1 oz. sun-dried tomatoes (non-marinated)

3 c. warm water

1 T. Balsamic vinegar

extra virgin olive oil

1 loaf narrow-size French baguette

3 -4 lg. garlic cloves, peeled and finely chopped

32-50 tiny capers, drained (for 8 canapes)

4 Kalamata olives, pitted, then cut from end to end in half (for 8 canapes)

4 cornichon pickles, cut from end to end in half (for 8 canapes)

fresh chopped Italian flat leaf parsley

Place 1 oz. dried tomatoes in a bowl with 3 c. warm water (not warm water from the faucet; warm the water on the stove or in a micro-wave oven). Add 1 T. Balsamic vinegar. Marinate at room temperature for 1-2 hours. Drain well. Put in small bowl and completely cover with olive oil. Cover and marinate at room temperature for 24 hours. Place into glass jar and refrigerate till ready to use. When ready to use, bring to room temperature to melt oil.
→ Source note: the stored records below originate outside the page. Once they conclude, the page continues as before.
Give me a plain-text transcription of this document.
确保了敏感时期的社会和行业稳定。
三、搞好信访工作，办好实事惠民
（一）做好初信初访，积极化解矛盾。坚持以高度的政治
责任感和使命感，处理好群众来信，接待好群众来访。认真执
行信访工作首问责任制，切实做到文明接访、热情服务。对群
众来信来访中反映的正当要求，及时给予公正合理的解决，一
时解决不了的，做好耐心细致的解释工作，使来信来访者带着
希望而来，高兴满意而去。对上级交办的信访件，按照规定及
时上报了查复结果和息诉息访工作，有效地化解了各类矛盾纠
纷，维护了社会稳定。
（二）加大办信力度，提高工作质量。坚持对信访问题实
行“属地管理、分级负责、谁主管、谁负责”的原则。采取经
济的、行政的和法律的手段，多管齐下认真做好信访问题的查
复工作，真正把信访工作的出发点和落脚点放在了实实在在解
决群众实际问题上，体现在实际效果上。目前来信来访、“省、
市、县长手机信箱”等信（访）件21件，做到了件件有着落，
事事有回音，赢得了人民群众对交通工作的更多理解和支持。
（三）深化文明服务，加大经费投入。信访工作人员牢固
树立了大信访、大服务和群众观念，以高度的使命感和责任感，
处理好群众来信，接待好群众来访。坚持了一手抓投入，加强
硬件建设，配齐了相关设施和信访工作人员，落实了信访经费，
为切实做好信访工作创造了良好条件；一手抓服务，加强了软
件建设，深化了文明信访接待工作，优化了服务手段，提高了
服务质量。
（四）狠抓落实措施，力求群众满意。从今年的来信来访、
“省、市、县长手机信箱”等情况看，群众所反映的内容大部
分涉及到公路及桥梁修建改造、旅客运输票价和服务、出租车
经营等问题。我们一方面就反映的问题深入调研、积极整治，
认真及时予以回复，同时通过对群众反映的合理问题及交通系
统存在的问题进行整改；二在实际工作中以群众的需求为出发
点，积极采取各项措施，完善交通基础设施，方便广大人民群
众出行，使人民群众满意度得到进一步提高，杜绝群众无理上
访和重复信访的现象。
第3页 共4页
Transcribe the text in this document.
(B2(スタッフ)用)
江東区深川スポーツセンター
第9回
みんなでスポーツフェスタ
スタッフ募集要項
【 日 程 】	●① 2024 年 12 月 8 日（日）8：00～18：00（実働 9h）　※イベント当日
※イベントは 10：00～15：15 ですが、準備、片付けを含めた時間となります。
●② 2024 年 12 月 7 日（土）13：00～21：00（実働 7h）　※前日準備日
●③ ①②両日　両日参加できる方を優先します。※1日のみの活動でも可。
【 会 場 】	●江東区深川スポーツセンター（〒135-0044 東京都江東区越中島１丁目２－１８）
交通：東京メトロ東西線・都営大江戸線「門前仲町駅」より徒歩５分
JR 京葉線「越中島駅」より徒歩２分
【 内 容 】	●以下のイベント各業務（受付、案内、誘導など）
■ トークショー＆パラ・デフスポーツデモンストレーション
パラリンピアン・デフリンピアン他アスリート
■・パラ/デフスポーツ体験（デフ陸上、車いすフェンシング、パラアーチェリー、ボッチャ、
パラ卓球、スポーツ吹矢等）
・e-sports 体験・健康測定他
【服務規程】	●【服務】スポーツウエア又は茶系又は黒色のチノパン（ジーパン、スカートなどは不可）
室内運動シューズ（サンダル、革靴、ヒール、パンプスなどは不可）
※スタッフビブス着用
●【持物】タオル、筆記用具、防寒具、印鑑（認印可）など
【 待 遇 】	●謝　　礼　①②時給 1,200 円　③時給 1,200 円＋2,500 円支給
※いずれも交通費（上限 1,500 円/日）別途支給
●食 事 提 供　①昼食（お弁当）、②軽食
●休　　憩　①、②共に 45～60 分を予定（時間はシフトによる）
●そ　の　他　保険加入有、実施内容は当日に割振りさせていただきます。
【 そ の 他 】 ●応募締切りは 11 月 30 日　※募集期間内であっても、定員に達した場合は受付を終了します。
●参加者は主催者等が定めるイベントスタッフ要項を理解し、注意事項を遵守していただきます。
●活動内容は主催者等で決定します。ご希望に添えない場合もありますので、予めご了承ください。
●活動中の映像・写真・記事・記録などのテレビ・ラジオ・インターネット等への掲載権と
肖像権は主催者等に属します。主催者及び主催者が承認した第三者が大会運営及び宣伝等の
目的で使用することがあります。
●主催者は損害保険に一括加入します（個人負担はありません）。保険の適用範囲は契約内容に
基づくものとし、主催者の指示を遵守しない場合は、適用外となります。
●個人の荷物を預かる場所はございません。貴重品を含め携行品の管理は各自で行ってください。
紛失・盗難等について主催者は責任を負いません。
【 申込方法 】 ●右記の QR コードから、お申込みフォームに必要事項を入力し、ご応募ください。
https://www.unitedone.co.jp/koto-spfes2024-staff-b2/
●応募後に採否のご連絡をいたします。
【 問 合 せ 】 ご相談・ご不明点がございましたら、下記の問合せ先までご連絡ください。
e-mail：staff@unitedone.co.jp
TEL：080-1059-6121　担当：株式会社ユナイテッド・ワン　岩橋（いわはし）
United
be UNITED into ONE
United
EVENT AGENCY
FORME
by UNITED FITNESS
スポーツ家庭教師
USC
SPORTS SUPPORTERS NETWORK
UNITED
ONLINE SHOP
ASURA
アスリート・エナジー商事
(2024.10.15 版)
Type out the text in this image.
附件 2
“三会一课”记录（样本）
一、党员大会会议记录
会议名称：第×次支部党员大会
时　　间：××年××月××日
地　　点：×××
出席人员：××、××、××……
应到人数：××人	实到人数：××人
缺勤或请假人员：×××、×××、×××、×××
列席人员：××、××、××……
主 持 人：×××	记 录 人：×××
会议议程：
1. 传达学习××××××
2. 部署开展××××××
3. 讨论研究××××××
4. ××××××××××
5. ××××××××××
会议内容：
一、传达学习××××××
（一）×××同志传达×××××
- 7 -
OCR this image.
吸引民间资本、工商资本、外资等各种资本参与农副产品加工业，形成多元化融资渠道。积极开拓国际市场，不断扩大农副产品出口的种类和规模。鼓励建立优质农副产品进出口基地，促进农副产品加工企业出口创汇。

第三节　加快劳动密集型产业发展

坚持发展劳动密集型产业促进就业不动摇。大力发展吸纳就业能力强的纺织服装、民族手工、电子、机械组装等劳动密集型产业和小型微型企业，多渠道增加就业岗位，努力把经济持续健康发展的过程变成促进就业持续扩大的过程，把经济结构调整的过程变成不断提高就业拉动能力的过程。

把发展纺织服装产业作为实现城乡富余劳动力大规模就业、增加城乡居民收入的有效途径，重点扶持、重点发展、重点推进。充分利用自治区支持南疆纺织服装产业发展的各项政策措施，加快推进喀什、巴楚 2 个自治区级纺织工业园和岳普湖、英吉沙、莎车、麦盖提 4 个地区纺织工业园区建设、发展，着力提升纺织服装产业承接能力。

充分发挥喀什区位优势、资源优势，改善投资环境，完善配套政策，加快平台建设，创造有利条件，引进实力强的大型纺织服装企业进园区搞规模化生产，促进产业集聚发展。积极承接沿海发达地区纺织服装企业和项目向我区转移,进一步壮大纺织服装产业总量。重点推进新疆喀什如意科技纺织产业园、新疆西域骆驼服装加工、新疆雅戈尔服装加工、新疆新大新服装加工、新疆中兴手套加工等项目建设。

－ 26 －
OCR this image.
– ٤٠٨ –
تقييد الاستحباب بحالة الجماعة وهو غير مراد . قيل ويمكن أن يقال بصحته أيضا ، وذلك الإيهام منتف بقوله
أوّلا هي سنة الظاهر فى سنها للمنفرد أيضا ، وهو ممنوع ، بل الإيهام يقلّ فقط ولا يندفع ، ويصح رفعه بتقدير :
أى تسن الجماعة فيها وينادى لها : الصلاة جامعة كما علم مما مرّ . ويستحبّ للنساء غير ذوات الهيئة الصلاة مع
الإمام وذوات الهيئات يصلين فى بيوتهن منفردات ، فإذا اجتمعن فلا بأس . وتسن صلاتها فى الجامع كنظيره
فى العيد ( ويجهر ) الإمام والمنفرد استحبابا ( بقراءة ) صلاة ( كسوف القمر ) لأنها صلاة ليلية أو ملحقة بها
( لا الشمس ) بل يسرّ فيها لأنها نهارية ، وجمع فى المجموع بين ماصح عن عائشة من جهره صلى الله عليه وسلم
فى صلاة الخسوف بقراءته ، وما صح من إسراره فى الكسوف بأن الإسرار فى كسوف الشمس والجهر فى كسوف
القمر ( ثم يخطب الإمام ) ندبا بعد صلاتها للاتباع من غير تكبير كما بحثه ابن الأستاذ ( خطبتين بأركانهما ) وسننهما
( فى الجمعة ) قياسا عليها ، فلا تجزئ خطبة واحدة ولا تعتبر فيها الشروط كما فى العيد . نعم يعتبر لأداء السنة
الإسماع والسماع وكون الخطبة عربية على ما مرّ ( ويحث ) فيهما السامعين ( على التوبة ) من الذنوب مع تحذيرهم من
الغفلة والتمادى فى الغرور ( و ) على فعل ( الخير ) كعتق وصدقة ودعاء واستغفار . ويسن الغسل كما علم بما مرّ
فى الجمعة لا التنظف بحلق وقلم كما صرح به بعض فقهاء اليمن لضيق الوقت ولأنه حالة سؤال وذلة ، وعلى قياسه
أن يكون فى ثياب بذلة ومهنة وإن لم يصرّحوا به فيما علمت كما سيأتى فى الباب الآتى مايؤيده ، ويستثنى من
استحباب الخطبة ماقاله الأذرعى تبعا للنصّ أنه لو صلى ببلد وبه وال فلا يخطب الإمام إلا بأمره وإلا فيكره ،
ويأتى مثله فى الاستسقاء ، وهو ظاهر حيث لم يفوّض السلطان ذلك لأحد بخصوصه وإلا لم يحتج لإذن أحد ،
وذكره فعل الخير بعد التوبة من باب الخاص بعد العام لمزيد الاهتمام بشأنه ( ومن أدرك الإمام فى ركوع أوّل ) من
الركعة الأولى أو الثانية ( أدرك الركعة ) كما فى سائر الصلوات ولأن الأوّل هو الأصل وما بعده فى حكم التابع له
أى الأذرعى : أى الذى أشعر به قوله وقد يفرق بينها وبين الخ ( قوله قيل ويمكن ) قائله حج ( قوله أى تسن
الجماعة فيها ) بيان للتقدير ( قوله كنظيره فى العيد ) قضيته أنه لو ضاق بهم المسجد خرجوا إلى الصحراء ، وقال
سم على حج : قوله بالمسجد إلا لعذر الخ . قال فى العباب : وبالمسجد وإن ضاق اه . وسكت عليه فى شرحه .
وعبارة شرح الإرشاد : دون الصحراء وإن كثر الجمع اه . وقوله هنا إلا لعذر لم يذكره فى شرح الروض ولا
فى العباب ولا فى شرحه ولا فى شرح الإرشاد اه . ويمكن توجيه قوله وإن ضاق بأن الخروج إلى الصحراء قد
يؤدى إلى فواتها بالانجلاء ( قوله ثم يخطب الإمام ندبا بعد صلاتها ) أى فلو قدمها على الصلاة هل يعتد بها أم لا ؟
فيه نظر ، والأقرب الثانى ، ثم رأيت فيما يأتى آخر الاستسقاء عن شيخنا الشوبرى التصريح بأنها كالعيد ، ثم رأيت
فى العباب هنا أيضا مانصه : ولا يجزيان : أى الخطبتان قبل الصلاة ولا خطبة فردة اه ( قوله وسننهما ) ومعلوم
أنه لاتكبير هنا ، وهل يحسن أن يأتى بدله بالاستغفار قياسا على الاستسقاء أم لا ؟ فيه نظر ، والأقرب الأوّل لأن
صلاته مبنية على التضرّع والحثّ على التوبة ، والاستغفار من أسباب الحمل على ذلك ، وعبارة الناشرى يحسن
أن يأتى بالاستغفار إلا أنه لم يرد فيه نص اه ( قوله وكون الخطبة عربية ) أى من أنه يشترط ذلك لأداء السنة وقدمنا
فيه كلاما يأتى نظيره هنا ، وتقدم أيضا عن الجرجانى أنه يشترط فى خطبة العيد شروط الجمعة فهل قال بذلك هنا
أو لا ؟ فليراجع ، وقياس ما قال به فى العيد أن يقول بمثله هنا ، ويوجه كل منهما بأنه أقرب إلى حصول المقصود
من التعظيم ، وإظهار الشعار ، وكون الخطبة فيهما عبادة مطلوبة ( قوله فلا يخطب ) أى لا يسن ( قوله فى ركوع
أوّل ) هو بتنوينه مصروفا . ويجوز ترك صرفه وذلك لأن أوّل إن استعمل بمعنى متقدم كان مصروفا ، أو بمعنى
To make canapes: Slice 24, 1/4 inch thick slices of bread from baguette. Place on baking sheet and broil till lightly toasted. Broil on only one side.

Assemble canapes on baking sheet. Turn over each toasted bread round, soft side up. Brush with oil from the jar of dried tomatoes.

Top each with a few pieces of garlic.

Cut each dried tomato in half or 3rds, depending on size. Place on each round, hollow side up, keeping a little oil in the hollow of the tomatoes.

Place 3-5 capers in the wells of each tomato piece on 8 canapes.

Place 1/2 Kalamata olive in the wells of each tomato piece on 8 canapes.

Place 1/2 cornichon pickle in the wells of each tomato piece on 8 canapes.

Sprinkle all canapes with a little fresh chopped parsley.

Serve immediately, or cover loosely with foil and let set at room temperature up to one hour before serving. Do not refrigerate.

Notes: Locate cornichon pickles in specialty food markets; you want the tiny ones.

Toasting only one side of the bread injects a softness to the crisp texture achievement.